Latino Voices: The Beginnings
The project started with the creation of an advisory board drawn from community members and university specialists. Under the direction of the board we applied for matching funds from the Utah Humanities Council and the Marriner S. Eccles Foundation to hire a native-speaker to help direct the project, and to train and engage native speakers to do the interviewing. As the project progressed, we also hired a recruiter to help enlist community members as interviewers and interviewees. To this end, we advertised for a bilingual assistant director and received more than fifteen applications. We hired Elisaida Méndez, a native of Puerto Rico, and a doctoral student in psychology at USU to be the project’s assistant director, and Jorge Rodas, a local real estate agent to train project interviewers and recruit project interviewees. Rodas immigrated to the United States with his parents from Guatemala when he was 19 years old. He lived in California and Arizona before moving to Utah. Aside from being a native speaker, Jorge brought the essential experience of migration, which would be part of the life-histories of many of those interviewed. Furthermore, he had personal experience in the two prominent religious traditions of Cache Valley’s Latino communities: the Roman Catholic Church and The Church of Jesus Christ of Latter-day Saints. These life experiences gave Rodas the cultural tools needed to introduce the project, get feedback from Latino community members and enlist their help and support.

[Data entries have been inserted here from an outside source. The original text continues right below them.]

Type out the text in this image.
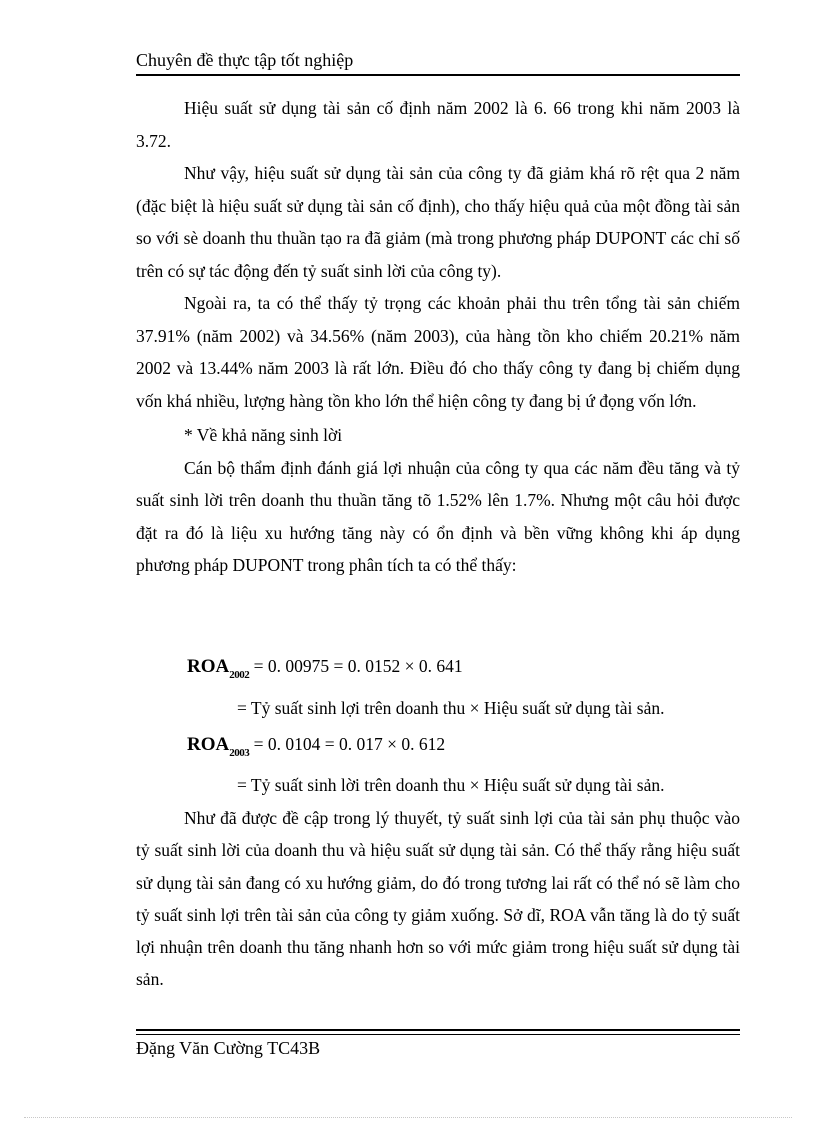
Chuyên đề thực tập tốt nghiệp

Hiệu suất sử dụng tài sản cố định năm 2002 là 6. 66 trong khi năm 2003 là 3.72.

Như vậy, hiệu suất sử dụng tài sản của công ty đã giảm khá rõ rệt qua 2 năm (đặc biệt là hiệu suất sử dụng tài sản cố định), cho thấy hiệu quả của một đồng tài sản so với sè doanh thu thuần tạo ra đã giảm (mà trong phương pháp DUPONT các chỉ số trên có sự tác động đến tỷ suất sinh lời của công ty).

Ngoài ra, ta có thể thấy tỷ trọng các khoản phải thu trên tổng tài sản chiếm 37.91% (năm 2002) và 34.56% (năm 2003), của hàng tồn kho chiếm 20.21% năm 2002 và 13.44% năm 2003 là rất lớn. Điều đó cho thấy công ty đang bị chiếm dụng vốn khá nhiều, lượng hàng tồn kho lớn thể hiện công ty đang bị ứ đọng vốn lớn.

* Về khả năng sinh lời

Cán bộ thẩm định đánh giá lợi nhuận của công ty qua các năm đều tăng và tỷ suất sinh lời trên doanh thu thuần tăng tõ 1.52% lên 1.7%. Nhưng một câu hỏi được đặt ra đó là liệu xu hướng tăng này có ổn định và bền vững không khi áp dụng phương pháp DUPONT trong phân tích ta có thể thấy:

$ROA_{2002} = 0$. 00975 = 0. 0152 × 0. 641
= Tỷ suất sinh lợi trên doanh thu × Hiệu suất sử dụng tài sản.
$ROA_{2003} = 0$. 0104 = 0. 017 × 0. 612
= Tỷ suất sinh lời trên doanh thu × Hiệu suất sử dụng tài sản.

Như đã được đề cập trong lý thuyết, tỷ suất sinh lợi của tài sản phụ thuộc vào tỷ suất sinh lời của doanh thu và hiệu suất sử dụng tài sản. Có thể thấy rằng hiệu suất sử dụng tài sản đang có xu hướng giảm, do đó trong tương lai rất có thể nó sẽ làm cho tỷ suất sinh lợi trên tài sản của công ty giảm xuống. Sở dĩ, ROA vẫn tăng là do tỷ suất lợi nhuận trên doanh thu tăng nhanh hơn so với mức giảm trong hiệu suất sử dụng tài sản.

Đặng Văn Cường TC43B
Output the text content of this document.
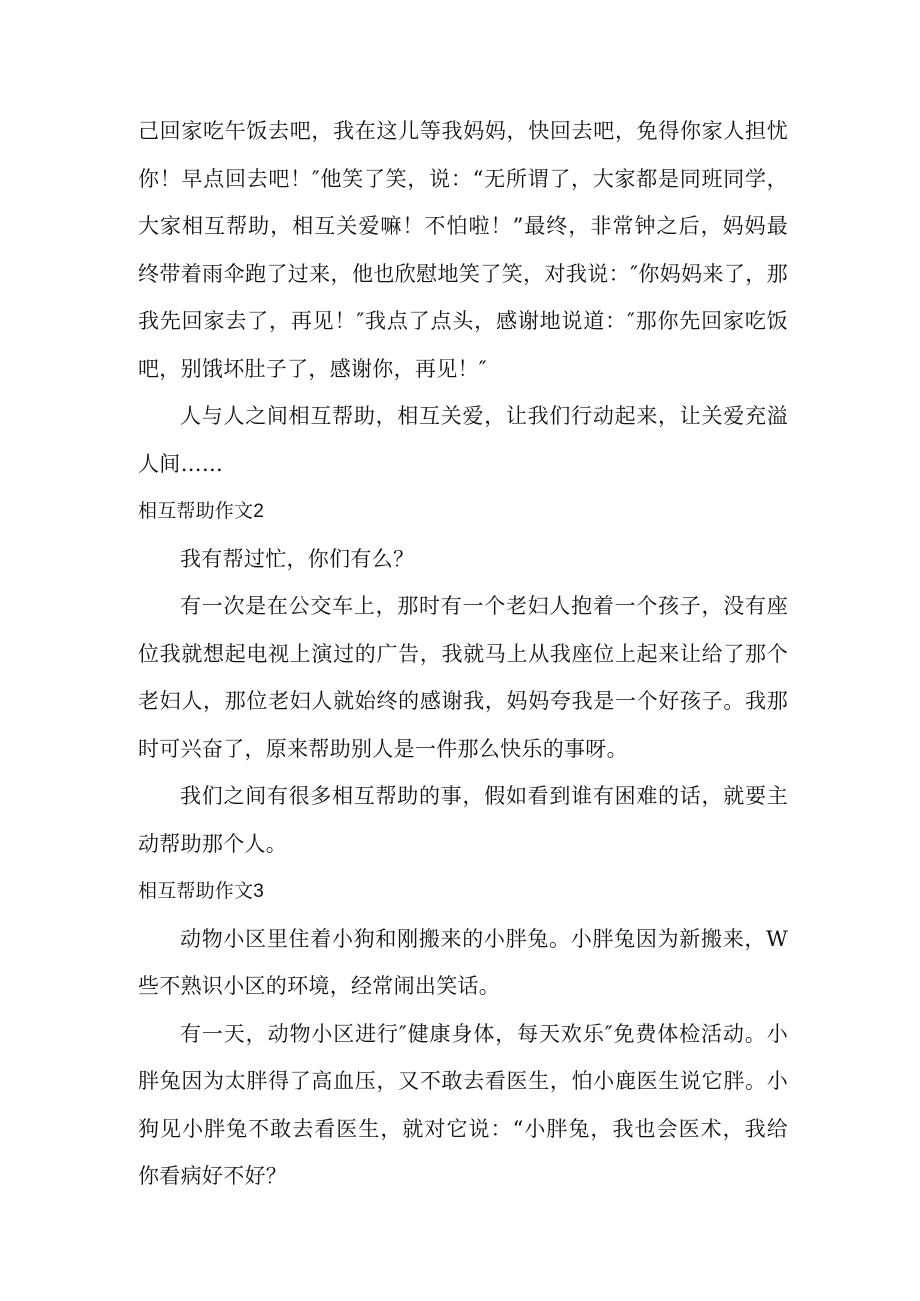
己回家吃午饭去吧，我在这儿等我妈妈，快回去吧，免得你家人担忧你！早点回去吧！″他笑了笑，说：“无所谓了，大家都是同班同学，大家相互帮助，相互关爱嘛！不怕啦！”最终，非常钟之后，妈妈最终带着雨伞跑了过来，他也欣慰地笑了笑，对我说：″你妈妈来了，那我先回家去了，再见！″我点了点头，感谢地说道：″那你先回家吃饭吧，别饿坏肚子了，感谢你，再见！″

人与人之间相互帮助，相互关爱，让我们行动起来，让关爱充溢人间……

相互帮助作文2

我有帮过忙，你们有么？

有一次是在公交车上，那时有一个老妇人抱着一个孩子，没有座位我就想起电视上演过的广告，我就马上从我座位上起来让给了那个老妇人，那位老妇人就始终的感谢我，妈妈夸我是一个好孩子。我那时可兴奋了，原来帮助别人是一件那么快乐的事呀。

我们之间有很多相互帮助的事，假如看到谁有困难的话，就要主动帮助那个人。

相互帮助作文3

动物小区里住着小狗和刚搬来的小胖兔。小胖兔因为新搬来，W些不熟识小区的环境，经常闹出笑话。

有一天，动物小区进行″健康身体，每天欢乐″免费体检活动。小胖兔因为太胖得了高血压，又不敢去看医生，怕小鹿医生说它胖。小狗见小胖兔不敢去看医生，就对它说：“小胖兔，我也会医术，我给你看病好不好？
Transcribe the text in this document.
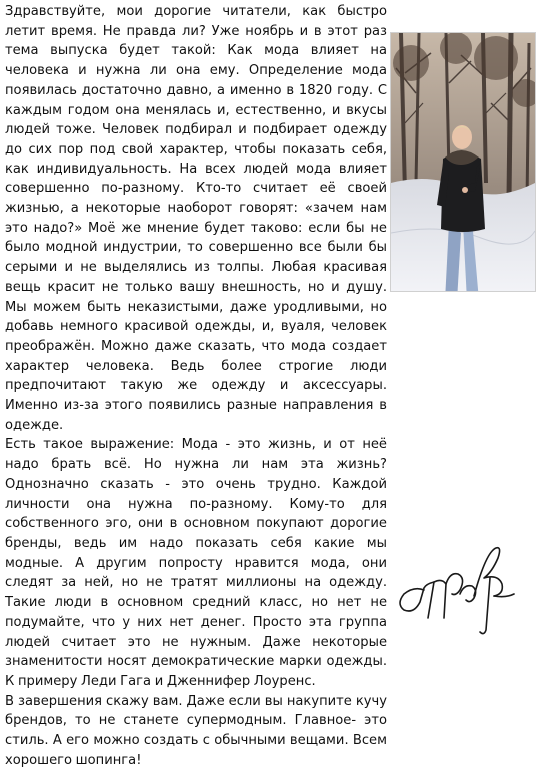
Здравствуйте, мои дорогие читатели, как быстро летит время. Не правда ли? Уже ноябрь и в этот раз тема выпуска будет такой: Как мода влияет на человека и нужна ли она ему. Определение мода появилась достаточно давно, а именно в 1820 году. С каждым годом она менялась и, естественно, и вкусы людей тоже. Человек подбирал и подбирает одежду до сих пор под свой характер, чтобы показать себя, как индивидуальность. На всех людей мода влияет совершенно по-разному. Кто-то считает её своей жизнью, а некоторые наоборот говорят: «зачем нам это надо?» Моё же мнение будет таково: если бы не было модной индустрии, то совершенно все были бы серыми и не выделялись из толпы. Любая красивая вещь красит не только вашу внешность, но и душу. Мы можем быть неказистыми, даже уродливыми, но добавь немного красивой одежды, и, вуаля, человек преображён. Можно даже сказать, что мода создает характер человека. Ведь более строгие люди предпочитают такую же одежду и аксессуары. Именно из-за этого появились разные направления в одежде.

Есть такое выражение: Мода - это жизнь, и от неё надо брать всё. Но нужна ли нам эта жизнь? Однозначно сказать - это очень трудно. Каждой личности она нужна по-разному. Кому-то для собственного эго, они в основном покупают дорогие бренды, ведь им надо показать себя какие мы модные. А другим попросту нравится мода, они следят за ней, но не тратят миллионы на одежду. Такие люди в основном средний класс, но нет не подумайте, что у них нет денег. Просто эта группа людей считает это не нужным. Даже некоторые знаменитости носят демократические марки одежды. К примеру Леди Гага и Дженнифер Лоуренс.

В завершения скажу вам. Даже если вы накупите кучу брендов, то не станете супермодным. Главное- это стиль. А его можно создать с обычными вещами. Всем хорошего шопинга!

In collaboration with folklorist Elaine Thatcher, Randy Williams (project director and USU SCA Fife Folklore Archives Curator) created the interview questions and wrote the project mission statement and letter of information. Williams and Méndez worked closely with USU’s Institutional Review Board (IRB), which reviewed and approved the mission statement, release form, questions, and letter of information. The decision to work with the IRB gave project participants an offsite, non project organization to interact with. This additional regulation worked to protect the community.
The project’s success was contingent on our ability to organize, but also on our ability to win the support of Cache Valley’s Latino community. We followed the American Folklore Society ideal that enjoins oral history professionals to work “at the invitation of and with the collaboration of the members of [the] community” (AFS). To this end we insured that all literature, advertisements, forms, and training materials were in both Spanish and English. This provided control and respect to the project community. We employed translators to examine all of our documents, which were then meticulously reviewed by Professor María Luisa Spicer-Escalante (Associate Professor of Spanish & Linguistics, Department of Languages, Philosophy & Communication Studies, Utah State University) and Elisaida Méndez.